Como um mini brinde ilustra a história do setor aéreo em geral.

Quando criança, eu adorava vasculhar o fundo da gaveta de meias do meu pai, onde, entre as moedas e rolos de balas de menta, ele guardava sua coleção de pequenos alfinetes de asa de avião. Durante décadas, estes foram entregues como lembranças aos passageiros crianças, mas meu pai, viajante de negócios (sempre com 10 anos de idade no coração) nunca deixou de pegar um para si. Achei sua coleção de alfinetes atraente na época, e hoje eles ainda me fascinam. De muitas maneiras, os pinos das asas têm sido um cata-vento da indústria aérea, mostrando em que direção os ventos da mudança estão soprando.

Os aficionados muitas vezes podem recordar seu primeiro alfinete. Tracy Stewart, editora-gerente do Airfarewatchdog (site irmão da SmarterTravels), lembra a marca exata. Foi-me dado pelo meu pai. Ele me deu um broche Delta, e eu achei a coisa mais legal.

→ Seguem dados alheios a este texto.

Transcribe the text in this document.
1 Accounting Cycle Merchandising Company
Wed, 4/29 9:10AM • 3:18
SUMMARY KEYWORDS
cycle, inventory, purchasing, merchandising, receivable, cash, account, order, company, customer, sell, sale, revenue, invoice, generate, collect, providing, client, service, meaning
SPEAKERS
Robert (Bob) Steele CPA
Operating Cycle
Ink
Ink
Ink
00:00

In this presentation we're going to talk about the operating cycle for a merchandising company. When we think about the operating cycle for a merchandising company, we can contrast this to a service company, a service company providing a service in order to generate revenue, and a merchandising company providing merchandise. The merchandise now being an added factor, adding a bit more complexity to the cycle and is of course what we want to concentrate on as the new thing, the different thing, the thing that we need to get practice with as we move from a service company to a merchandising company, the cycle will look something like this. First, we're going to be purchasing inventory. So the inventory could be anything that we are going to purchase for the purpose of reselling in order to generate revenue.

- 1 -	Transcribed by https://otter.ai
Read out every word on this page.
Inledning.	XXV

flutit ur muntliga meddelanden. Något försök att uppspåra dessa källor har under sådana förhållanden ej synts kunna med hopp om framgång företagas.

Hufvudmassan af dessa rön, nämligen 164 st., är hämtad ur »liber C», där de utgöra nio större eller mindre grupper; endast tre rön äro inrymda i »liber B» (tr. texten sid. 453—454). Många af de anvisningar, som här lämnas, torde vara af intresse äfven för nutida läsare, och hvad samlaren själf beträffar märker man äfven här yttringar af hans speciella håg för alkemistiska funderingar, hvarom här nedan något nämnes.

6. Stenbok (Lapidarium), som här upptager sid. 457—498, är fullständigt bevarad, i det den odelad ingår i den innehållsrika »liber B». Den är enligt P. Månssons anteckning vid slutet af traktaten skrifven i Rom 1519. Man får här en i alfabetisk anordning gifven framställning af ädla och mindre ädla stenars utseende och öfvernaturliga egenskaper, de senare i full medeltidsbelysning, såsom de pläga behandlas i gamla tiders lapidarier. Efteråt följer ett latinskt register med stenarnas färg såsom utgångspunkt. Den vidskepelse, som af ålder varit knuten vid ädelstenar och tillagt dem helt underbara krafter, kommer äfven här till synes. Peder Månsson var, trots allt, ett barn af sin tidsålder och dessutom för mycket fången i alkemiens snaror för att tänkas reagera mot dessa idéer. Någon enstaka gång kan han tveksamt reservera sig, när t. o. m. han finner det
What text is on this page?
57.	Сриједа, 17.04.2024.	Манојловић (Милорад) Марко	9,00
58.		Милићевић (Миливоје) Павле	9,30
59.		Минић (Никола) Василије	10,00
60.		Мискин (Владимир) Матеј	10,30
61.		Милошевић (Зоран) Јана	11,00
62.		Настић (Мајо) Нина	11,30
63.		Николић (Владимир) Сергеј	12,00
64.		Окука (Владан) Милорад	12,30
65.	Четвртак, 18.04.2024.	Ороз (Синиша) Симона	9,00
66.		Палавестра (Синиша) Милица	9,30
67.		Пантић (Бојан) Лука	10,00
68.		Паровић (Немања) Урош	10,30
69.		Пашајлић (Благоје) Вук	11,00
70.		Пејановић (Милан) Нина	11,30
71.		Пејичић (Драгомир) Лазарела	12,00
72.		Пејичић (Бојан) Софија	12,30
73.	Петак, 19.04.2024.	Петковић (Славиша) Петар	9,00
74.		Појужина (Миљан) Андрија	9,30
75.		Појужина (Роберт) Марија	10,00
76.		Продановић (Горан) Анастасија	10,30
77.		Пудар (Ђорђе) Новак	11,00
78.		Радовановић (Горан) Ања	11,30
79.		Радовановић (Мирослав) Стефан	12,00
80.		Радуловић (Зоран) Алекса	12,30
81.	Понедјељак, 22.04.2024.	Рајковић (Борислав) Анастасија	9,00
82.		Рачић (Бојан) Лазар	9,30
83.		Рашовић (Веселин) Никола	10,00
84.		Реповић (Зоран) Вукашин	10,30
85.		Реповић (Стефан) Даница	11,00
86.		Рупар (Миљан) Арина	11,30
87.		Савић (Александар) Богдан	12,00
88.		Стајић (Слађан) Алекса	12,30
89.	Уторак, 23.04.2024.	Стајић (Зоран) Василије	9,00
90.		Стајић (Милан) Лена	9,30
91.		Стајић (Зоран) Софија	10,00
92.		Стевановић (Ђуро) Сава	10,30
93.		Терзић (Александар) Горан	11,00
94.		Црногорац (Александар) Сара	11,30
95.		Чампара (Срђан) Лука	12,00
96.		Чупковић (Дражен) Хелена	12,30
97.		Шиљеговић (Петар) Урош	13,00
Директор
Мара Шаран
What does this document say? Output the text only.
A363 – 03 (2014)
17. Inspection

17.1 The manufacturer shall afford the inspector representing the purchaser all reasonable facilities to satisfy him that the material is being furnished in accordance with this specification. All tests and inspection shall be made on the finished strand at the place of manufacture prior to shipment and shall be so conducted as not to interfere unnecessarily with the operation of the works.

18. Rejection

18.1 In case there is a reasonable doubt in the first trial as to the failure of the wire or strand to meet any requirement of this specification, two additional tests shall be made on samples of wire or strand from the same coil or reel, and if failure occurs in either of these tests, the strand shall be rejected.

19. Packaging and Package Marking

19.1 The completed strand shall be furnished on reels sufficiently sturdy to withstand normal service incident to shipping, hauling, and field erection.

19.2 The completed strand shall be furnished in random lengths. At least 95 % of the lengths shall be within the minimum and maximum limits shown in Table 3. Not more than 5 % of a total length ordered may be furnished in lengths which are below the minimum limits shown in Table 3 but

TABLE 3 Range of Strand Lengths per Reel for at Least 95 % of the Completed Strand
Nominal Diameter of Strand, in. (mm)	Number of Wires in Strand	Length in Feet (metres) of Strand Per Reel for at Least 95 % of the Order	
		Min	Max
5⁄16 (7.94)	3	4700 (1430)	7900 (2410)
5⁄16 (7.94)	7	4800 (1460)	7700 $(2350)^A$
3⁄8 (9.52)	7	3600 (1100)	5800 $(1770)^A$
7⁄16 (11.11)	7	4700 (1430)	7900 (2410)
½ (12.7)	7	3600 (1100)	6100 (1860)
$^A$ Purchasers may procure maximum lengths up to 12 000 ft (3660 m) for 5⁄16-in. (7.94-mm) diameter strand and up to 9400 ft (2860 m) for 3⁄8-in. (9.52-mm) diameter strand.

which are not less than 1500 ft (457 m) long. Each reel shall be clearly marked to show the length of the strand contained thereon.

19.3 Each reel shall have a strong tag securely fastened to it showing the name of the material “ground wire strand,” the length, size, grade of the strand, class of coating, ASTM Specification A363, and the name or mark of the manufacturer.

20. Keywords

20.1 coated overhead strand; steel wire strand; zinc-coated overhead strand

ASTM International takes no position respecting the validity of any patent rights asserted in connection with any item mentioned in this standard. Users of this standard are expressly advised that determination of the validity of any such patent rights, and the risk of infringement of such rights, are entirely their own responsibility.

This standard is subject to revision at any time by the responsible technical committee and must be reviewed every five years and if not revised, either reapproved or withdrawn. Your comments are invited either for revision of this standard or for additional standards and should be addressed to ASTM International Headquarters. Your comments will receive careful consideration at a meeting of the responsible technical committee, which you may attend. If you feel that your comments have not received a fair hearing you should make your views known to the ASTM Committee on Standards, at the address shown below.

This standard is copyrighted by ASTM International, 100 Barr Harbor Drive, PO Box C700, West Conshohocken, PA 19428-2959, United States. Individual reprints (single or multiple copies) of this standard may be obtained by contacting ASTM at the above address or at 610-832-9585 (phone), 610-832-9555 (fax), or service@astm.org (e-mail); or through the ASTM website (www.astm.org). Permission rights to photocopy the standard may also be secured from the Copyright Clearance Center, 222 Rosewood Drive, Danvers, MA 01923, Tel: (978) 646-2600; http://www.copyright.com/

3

Da mesma forma, Cameron Fleming, redator publicitário e criador do site Fly the Branded Skies, relembra sua modesta coleção quando criança. Gostaria de mantê-los em um pote de geléia. Eu tinha talvez 12. Como adulto, ele agora possui 636 alfinetes, que são armazenados em um arquivo industrial e documentados metodicamente em seu site. Fleming está em boa companhia. Atualmente, mais de 1.300 anúncios do eBay estão vendendo asas juniores, variando de um alfinete de plástico da Western Airlines por US$ 2 a um dos anos 1940 da United Airlines por US$ 125.

Os pinos das asas e o voo comercial decolaram em conjunto. Já na década de 1930, as companhias aéreas distribuíam minúsculos alfinetes de asa de avião para seus viajantes mais jovens, geralmente crianças voando pela primeira vez. Naqueles dias, esses folhetos do tipo pisca-pisca eram um grande distintivo de honra; apenas cerca de um por cento dos americanos na década de 1930 havia embarcado em um voo comercial, e muito poucos eram crianças. O Conselho de Aeronáutica Civil sempre teve a palavra final em quanto as companhias aéreas poderiam definir os preços dos assentos, diz Stewart, e você não viu muitas tarifas com desconto ou mesmo tarifas para jovens.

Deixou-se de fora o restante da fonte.